Military & Veterans News

Cover Story: Women's History Month Wrapup

Lt. Amanda Lee of the U.S. Navy Blue Angels

To honor Women’s History Month, we want to recognize the significant contributions women have made to the military over the last two centuries. Though women found ways to serve in both the Revolutionary and Civil Wars, it wasn’t until June 1948 that President Harry S. Truman signed the Women's Armed Service Integration Act, allowing women to receive regular permanent status in the armed forces. Today, women make up about 17% of the military and 9.4% of the veteran population.

The female population in the military is growing, and according to the VA, there are 1.9 million living female veterans.
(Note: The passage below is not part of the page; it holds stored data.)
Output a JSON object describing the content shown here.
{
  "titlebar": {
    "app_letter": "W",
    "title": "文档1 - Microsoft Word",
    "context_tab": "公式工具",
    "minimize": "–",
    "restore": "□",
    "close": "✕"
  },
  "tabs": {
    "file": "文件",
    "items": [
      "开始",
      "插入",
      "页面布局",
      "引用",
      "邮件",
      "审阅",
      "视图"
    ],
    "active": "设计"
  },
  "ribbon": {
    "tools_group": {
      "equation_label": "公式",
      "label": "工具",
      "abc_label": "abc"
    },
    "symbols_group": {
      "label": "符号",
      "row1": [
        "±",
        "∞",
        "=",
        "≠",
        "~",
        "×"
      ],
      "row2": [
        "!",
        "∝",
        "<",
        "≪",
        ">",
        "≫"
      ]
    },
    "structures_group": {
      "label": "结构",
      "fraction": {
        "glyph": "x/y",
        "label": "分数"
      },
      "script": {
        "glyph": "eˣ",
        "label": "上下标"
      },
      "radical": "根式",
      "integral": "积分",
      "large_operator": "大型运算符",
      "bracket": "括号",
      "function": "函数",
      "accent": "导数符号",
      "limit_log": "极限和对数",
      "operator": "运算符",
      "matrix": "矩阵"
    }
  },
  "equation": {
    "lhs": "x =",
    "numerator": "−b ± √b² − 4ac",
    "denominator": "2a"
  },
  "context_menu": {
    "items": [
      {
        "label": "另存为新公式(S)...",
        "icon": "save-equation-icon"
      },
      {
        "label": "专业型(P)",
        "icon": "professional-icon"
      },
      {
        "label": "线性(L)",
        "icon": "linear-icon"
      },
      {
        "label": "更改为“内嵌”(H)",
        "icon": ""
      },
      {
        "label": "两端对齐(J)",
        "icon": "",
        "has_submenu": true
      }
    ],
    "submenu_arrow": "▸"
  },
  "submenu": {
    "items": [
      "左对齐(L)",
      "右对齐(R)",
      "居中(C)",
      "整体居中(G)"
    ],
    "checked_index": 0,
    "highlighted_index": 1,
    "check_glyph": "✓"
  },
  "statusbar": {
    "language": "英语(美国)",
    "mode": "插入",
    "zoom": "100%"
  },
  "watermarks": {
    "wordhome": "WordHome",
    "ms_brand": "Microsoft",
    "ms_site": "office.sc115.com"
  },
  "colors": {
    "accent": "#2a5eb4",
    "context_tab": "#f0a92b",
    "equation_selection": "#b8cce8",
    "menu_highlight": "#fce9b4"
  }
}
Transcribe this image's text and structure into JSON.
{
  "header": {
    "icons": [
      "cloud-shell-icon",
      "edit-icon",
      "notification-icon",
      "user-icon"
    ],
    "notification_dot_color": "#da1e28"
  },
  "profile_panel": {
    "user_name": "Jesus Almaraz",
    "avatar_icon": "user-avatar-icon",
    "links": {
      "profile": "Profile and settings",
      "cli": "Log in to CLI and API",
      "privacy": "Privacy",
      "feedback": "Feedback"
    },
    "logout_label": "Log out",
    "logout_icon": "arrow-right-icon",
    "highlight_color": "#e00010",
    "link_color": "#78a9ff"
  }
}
The Defense Department's 2022 Demographics Profile of the Military Community shows the number of service members dropped 2.7% over the previous year, while the percentage of women in the military rose slightly. And since 2005, the percentage of active duty military women has increased by 2.9% while the percentage of women in the selected reserve has risen by 4.4%.

Though women served as military nurses for many years prior without rank, 1917 saw the first enlisted woman in the military. On March 19, 1917, Navy Secretary Josephus Daniels determined that women could be enrolled in the U.S. Naval Reserve Force and issued an order authorizing their enlistment. Two days later, 20-year old Loretta P. Walsh joined the Navy 107 years ago this month. She also became the first female chief petty officer. The Philadelphia native served four years and died of tuberculosis at age 29.

Walsh was one of many female “firsts” in the military, with several glass ceiling breakthroughs just in the last few years.

In 2022, the famed Navy flight demonstration squadron, the Blue Angels, selected their first female F/A-18E/F demo pilot. Navy Lt. Amanda Lee (pictured, here) had another first: she participated in the first all-female flyover in 2019 as part of the funeral service for retired Capt. Rosemary Mariner, the first woman to command a naval aviation squadron.

“When I come into the ready room right now, I’m a pilot first, a person second, and my gender really isn’t an issue,” Lee said in a Navy press release.

Marine Corps Colonel Nicole Aunapu Mann also made history that year by becoming the first Native American woman to fly into space. She earned a mechanical engineering degree from the U.S. Naval Academy in 1999 and worked as a test pilot for the F/A - 18 Hornet and Super Hornet aircraft. She was deployed on aircraft carriers twice during American combat operations in Iraq and Afghanistan, according to NASA.

Last year, Navy Admiral Lisa Franchetti became the first woman to lead the U.S. Navy. Her nomination by President Joe Biden marked the first time a woman has been put forward to head a Pentagon military service branch. She was sworn in as the 33rd Chief of Naval Operations in early November 2023.

“One of the things she said is, ‘I learned a long time ago that you do not have to sacrifice your femininity or your gender identity to be a good leader in the Navy. In other words, you don’t have to lower your voice. You don’t have to yell. You don’t have to use bad language. You can just lead. You can be an effective leader by listening to your people, caring for your people, understanding your people, [and] knowing something about your people. That’s leadership, and it has nothing to do with gender,” reported retired Admiral James Foggo.

Just this past December, U.S. Army Sgt. Maciel Hay became the first active-duty female Army sniper. She defied the odds by making it through training while qualifying as an expert with the M4 assault rifle before graduating from airborne school, and later made it through the United States Army Sniper School. Only one other female had ever made it through the training.

“A close friend of mine told me I’d never make it in the Army, and there’s no way I could become a sniper,” Hay told Live at 5 News. “Needless to say, that person is no longer part of my life. But now that I look back at it, I really do appreciate the motivation.”

Gender and diversity barriers continue to be broken down everyday. Next month, Captain Zeita Merchant will become the highest ranking black woman in Coast Guard’s 233-year history as she attains the rank of rear admiral. She will assume the rank during the Coast Guard’s Change of Command exercises in April.

She said, “while this is historic and I will soon be the first African American female to wear a star … what you presented today, it may be for me, but it is not about me.”